Thirdly, each tensor that will be optimized needs to be wrapped into a Param
struct, which gives
them an ID used for (de)serialization and to associate the state of the optimizer to each parameter.
The Module
trait has two ways to navigate over parameters. The first one is the map
function,
which returns Self
and makes it easy to implement any transformation and mutate all parameters.
The second one is the visit
function, which has a similar signature but does not mutate the
parameter tensors.
SimpleOptimizer
Located in
crates/burn-core/src/optim/simple/base.rs
,
the SimpleOptimizer
has two major assumptions:
- The state of the optimizer is linked to each parameter. In other words, each parameter has its own optimizer state, decoupled from the other parameters.
- The state of the optimizer implements
Record
,Clone
, and has a'static
lifetime.
The benefits of those assumptions materialize in simplicity with little loss in flexibility. The state associative type is also generic over the dimension, making it extremely easy to include tensors in the state that share the same dimensionality as its parameter.

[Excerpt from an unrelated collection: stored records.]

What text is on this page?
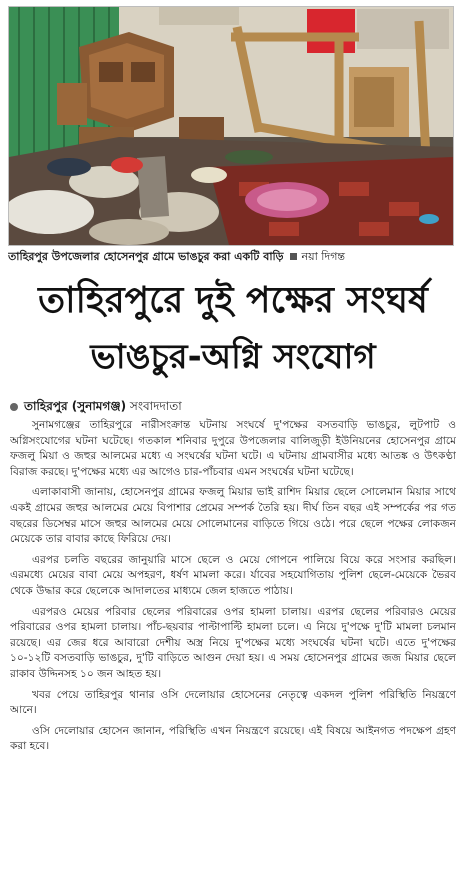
তাহিরপুর উপজেলার হোসেনপুর গ্রামে ভাঙচুর করা একটি বাড়ি নয়া দিগন্ত
তাহিরপুরে দুই পক্ষের সংঘর্ষ
ভাঙচুর-অগ্নি সংযোগ
তাহিরপুর (সুনামগঞ্জ) সংবাদদাতা

সুনামগঞ্জের তাহিরপুরে নারীসংক্রান্ত ঘটনায় সংঘর্ষে দু'পক্ষের বসতবাড়ি ভাঙচুর, লুটপাট ও অগ্নিসংযোগের ঘটনা ঘটেছে। গতকাল শনিবার দুপুরে উপজেলার বালিজুড়ী ইউনিয়নের হোসেনপুর গ্রামে ফজলু মিয়া ও জহুর আলমের মধ্যে এ সংঘর্ষের ঘটনা ঘটে। এ ঘটনায় গ্রামবাসীর মধ্যে আতঙ্ক ও উৎকণ্ঠা বিরাজ করছে। দু'পক্ষের মধ্যে এর আগেও চার-পাঁচবার এমন সংঘর্ষের ঘটনা ঘটেছে।

এলাকাবাসী জানায়, হোসেনপুর গ্রামের ফজলু মিয়ার ভাই রাশিদ মিয়ার ছেলে সোলেমান মিয়ার সাথে একই গ্রামের জহুর আলমের মেয়ে বিপাশার প্রেমের সম্পর্ক তৈরি হয়। দীর্ঘ তিন বছর এই সম্পর্কের পর গত বছরের ডিসেম্বর মাসে জহুর আলমের মেয়ে সোলেমানের বাড়িতে গিয়ে ওঠে। পরে ছেলে পক্ষের লোকজন মেয়েকে তার বাবার কাছে ফিরিয়ে দেয়।

এরপর চলতি বছরের জানুয়ারি মাসে ছেলে ও মেয়ে গোপনে পালিয়ে বিয়ে করে সংসার করছিল। এরমধ্যে মেয়ের বাবা মেয়ে অপহরণ, ধর্ষণ মামলা করে। র্যাবের সহযোগিতায় পুলিশ ছেলে-মেয়েকে ভৈরব থেকে উদ্ধার করে ছেলেকে আদালতের মাধ্যমে জেল হাজতে পাঠায়।

এরপরও মেয়ের পরিবার ছেলের পরিবারের ওপর হামলা চালায়। এরপর ছেলের পরিবারও মেয়ের পরিবারের ওপর হামলা চালায়। পাঁচ-ছয়বার পাল্টাপাল্টি হামলা চলে। এ নিয়ে দু'পক্ষে দু'টি মামলা চলমান রয়েছে। এর জের ধরে আবারো দেশীয় অস্ত্র নিয়ে দু'পক্ষের মধ্যে সংঘর্ষের ঘটনা ঘটে। এতে দু'পক্ষের ১০-১২টি বসতবাড়ি ভাঙচুর, দু'টি বাড়িতে আগুন দেয়া হয়। এ সময় হোসেনপুর গ্রামের জজ মিয়ার ছেলে রাকাব উদ্দিনসহ ১০ জন আহত হয়।

খবর পেয়ে তাহিরপুর থানার ওসি দেলোয়ার হোসেনের নেতৃত্বে একদল পুলিশ পরিস্থিতি নিয়ন্ত্রণে আনে।

ওসি দেলোয়ার হোসেন জানান, পরিস্থিতি এখন নিয়ন্ত্রণে রয়েছে। এই বিষয়ে আইনগত পদক্ষেপ গ্রহণ করা হবে।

To wrap a simple optimizer into the more general Optimizer
trait, the OptimizerAdaptor
struct is
used.
OptimizerAdaptor
Located in in
crates/burn-core/src/optim/simple/adaptor.rs
,
the OptimizerAdaptor
is a simple struct composed of a SimpleOptimizer
and a hashmap with all
records associated with each parameter ID.
When performing an optimization step, the adaptor handles the following:
- Updates each parameter tensor in the given module using the
Module::map
function. - Checks if a gradient for the current tensor exists.
- Makes sure that the gradient, the tensor, and the optimizer state associated with the current parameter are on the same device. The device can be different if the state is loaded from disk to restart training.
- Performs the simple optimizer step using the inner tensor since the operations done by the optimizer should not be tracked in the autodiff graph.
- Updates the state for the current parameter and returns the updated tensor, making sure it's properly registered into the autodiff graph if gradients are marked as required.
Note that a parameter can still be updated by another process, as it is the case with running
metrics used in batch norm. These tensors are still wrapped using the Param
struct so that they
are included in the module's state and given a proper parameter ID, but they are not registered in
the autodiff graph.